散々宣伝されていたのでまあ、言わずと知れた三島由紀夫原作「豊饒の海」第一部の映画化ですね。
泣けました。 かなり泣きました。後半はもう涙なしには観れないというか。(でも一緒にいた友人は平然としてましたけどね)
綺麗でした。 日本の美が静かにそこにあるという風で、強調もされず、だからといって薄いわけでもなく。奥ゆかしく慎ましやかにそこにある。カメラマンが日本人でなかったのがやっぱり良かったんじゃないかと思いました。行定監督の選択は正しかったんじゃないかと。(これが12月公開のSAYURIだとハリウッドハリウッドした日本の美になるんだろうなあと思う。春の雪はそんなんじゃない)
まあ、初っ端に崇徳院の和歌が出てきたのにはねえ(笑)原作がそうなんだろうし、この物語自体の主軸なんだろうから仕方ないんだろうけどね。
聡子と清顕の悲恋が淡々と画面に流れていくんだけど、引き込まれます。 二時間半もあるのよこの映画。

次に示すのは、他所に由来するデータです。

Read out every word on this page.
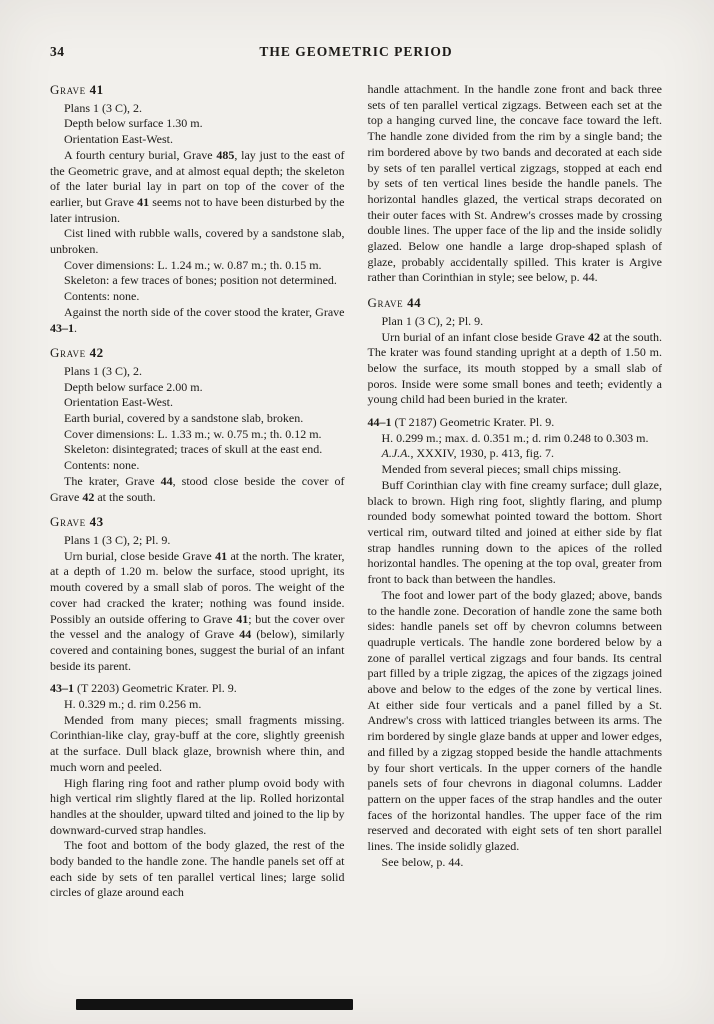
34	THE GEOMETRIC PERIOD
Grave 41
Plans 1 (3 C), 2.
Depth below surface 1.30 m.
Orientation East-West.
A fourth century burial, Grave 485, lay just to the east of the Geometric grave, and at almost equal depth; the skeleton of the later burial lay in part on top of the cover of the earlier, but Grave 41 seems not to have been disturbed by the later intrusion.
Cist lined with rubble walls, covered by a sandstone slab, unbroken.
Cover dimensions: L. 1.24 m.; w. 0.87 m.; th. 0.15 m.
Skeleton: a few traces of bones; position not determined.
Contents: none.
Against the north side of the cover stood the krater, Grave 43–1.
Grave 42
Plans 1 (3 C), 2.
Depth below surface 2.00 m.
Orientation East-West.
Earth burial, covered by a sandstone slab, broken.
Cover dimensions: L. 1.33 m.; w. 0.75 m.; th. 0.12 m.
Skeleton: disintegrated; traces of skull at the east end.
Contents: none.
The krater, Grave 44, stood close beside the cover of Grave 42 at the south.
Grave 43
Plans 1 (3 C), 2; Pl. 9.
Urn burial, close beside Grave 41 at the north. The krater, at a depth of 1.20 m. below the surface, stood upright, its mouth covered by a small slab of poros. The weight of the cover had cracked the krater; nothing was found inside. Possibly an outside offering to Grave 41; but the cover over the vessel and the analogy of Grave 44 (below), similarly covered and containing bones, suggest the burial of an infant beside its parent.
43–1 (T 2203) Geometric Krater. Pl. 9.
H. 0.329 m.; d. rim 0.256 m.
Mended from many pieces; small fragments missing. Corinthian-like clay, gray-buff at the core, slightly greenish at the surface. Dull black glaze, brownish where thin, and much worn and peeled.
High flaring ring foot and rather plump ovoid body with high vertical rim slightly flared at the lip. Rolled horizontal handles at the shoulder, upward tilted and joined to the lip by downward-curved strap handles.
The foot and bottom of the body glazed, the rest of the body banded to the handle zone. The handle panels set off at each side by sets of ten parallel vertical lines; large solid circles of glaze around each
handle attachment. In the handle zone front and back three sets of ten parallel vertical zigzags. Between each set at the top a hanging curved line, the concave face toward the left. The handle zone divided from the rim by a single band; the rim bordered above by two bands and decorated at each side by sets of ten parallel vertical zigzags, stopped at each end by sets of ten vertical lines beside the handle panels. The horizontal handles glazed, the vertical straps decorated on their outer faces with St. Andrew's crosses made by crossing double lines. The upper face of the lip and the inside solidly glazed. Below one handle a large drop-shaped splash of glaze, probably accidentally spilled. This krater is Argive rather than Corinthian in style; see below, p. 44.
Grave 44
Plan 1 (3 C), 2; Pl. 9.
Urn burial of an infant close beside Grave 42 at the south. The krater was found standing upright at a depth of 1.50 m. below the surface, its mouth stopped by a small slab of poros. Inside were some small bones and teeth; evidently a young child had been buried in the krater.
44–1 (T 2187) Geometric Krater. Pl. 9.
H. 0.299 m.; max. d. 0.351 m.; d. rim 0.248 to 0.303 m.
A.J.A., XXXIV, 1930, p. 413, fig. 7.
Mended from several pieces; small chips missing.
Buff Corinthian clay with fine creamy surface; dull glaze, black to brown. High ring foot, slightly flaring, and plump rounded body somewhat pointed toward the bottom. Short vertical rim, outward tilted and joined at either side by flat strap handles running down to the apices of the rolled horizontal handles. The opening at the top oval, greater from front to back than between the handles.
The foot and lower part of the body glazed; above, bands to the handle zone. Decoration of handle zone the same both sides: handle panels set off by chevron columns between quadruple verticals. The handle zone bordered below by a zone of parallel vertical zigzags and four bands. Its central part filled by a triple zigzag, the apices of the zigzags joined above and below to the edges of the zone by vertical lines. At either side four verticals and a panel filled by a St. Andrew's cross with latticed triangles between its arms. The rim bordered by single glaze bands at upper and lower edges, and filled by a zigzag stopped beside the handle attachments by four short verticals. In the upper corners of the handle panels sets of four chevrons in diagonal columns. Ladder pattern on the upper faces of the strap handles and the outer faces of the horizontal handles. The upper face of the rim reserved and decorated with eight sets of ten short parallel lines. The inside solidly glazed.
See below, p. 44.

なのに時間を気にすることはありませんでしたね。私は結構映画の鑑賞中に時計を確認するんですが。早かったです。もう終わりなの?って訊ねたくなるような。もう暫く二人を観ていてもいいような気になる。 後に引きます。映画館から出ながらまだ暫くは思い出して泣ける。私はね。
久々にあんなに泣いたなあと思う。映像が綺麗だから余計に悲しいのかもしれない。こんなに美しいのにこの二人は結ばれないんだっていうところが。
CMに観られる聡子が清顕に駆け寄る場面はなんともいえない。あの時点でのあの二人の気持ちが如実に表されているような。
原作はこの後三冊、清顕の親友の本多くんが清顕の生まれ変わりに出会っていくっていう話になるそうなんですが。私は原作は申し訳なくも未読なので詳しいことはよく判りませんけれど。 次に引かせずに春の雪単体できっちり終わらせているのがいい。夢日記は出てくるけどね。
特にツッコミどころがないので感想も短いな。
ああ、妻夫木がちょっとまだ台詞負けしてる感じはしたけど。前半の、清顕がまだ自分の気持ちを認めていないあたりがね。大仰な大正時代のお貴族様のお言葉遣いは喋りにくかったんじゃないかと(笑 清顕は複雑な子だからなあ。結局は好きな子に素直になれない子供なんだけどね。なのに執着心だけは人一倍強くて、自分のものにならないとわかってから聡子に執着しだす辺りがそうだよね。小さな子供みたいな感じがする。
それにしても、清顕のお父様は息子の気持ちになんとなく気付いていたっぽいのに、聡子のご両親は娘の想いにはさっぱりだったんだろうか。あれだけ見合い相手を断っていたら誰か他に想う人がいるんじゃないかと疑うと思うんだけどなあ。
結論。 聡子と清顕は生まれ変わっても再会は出来ないんだろうか。結ばれないんだろうか。それが知りたい。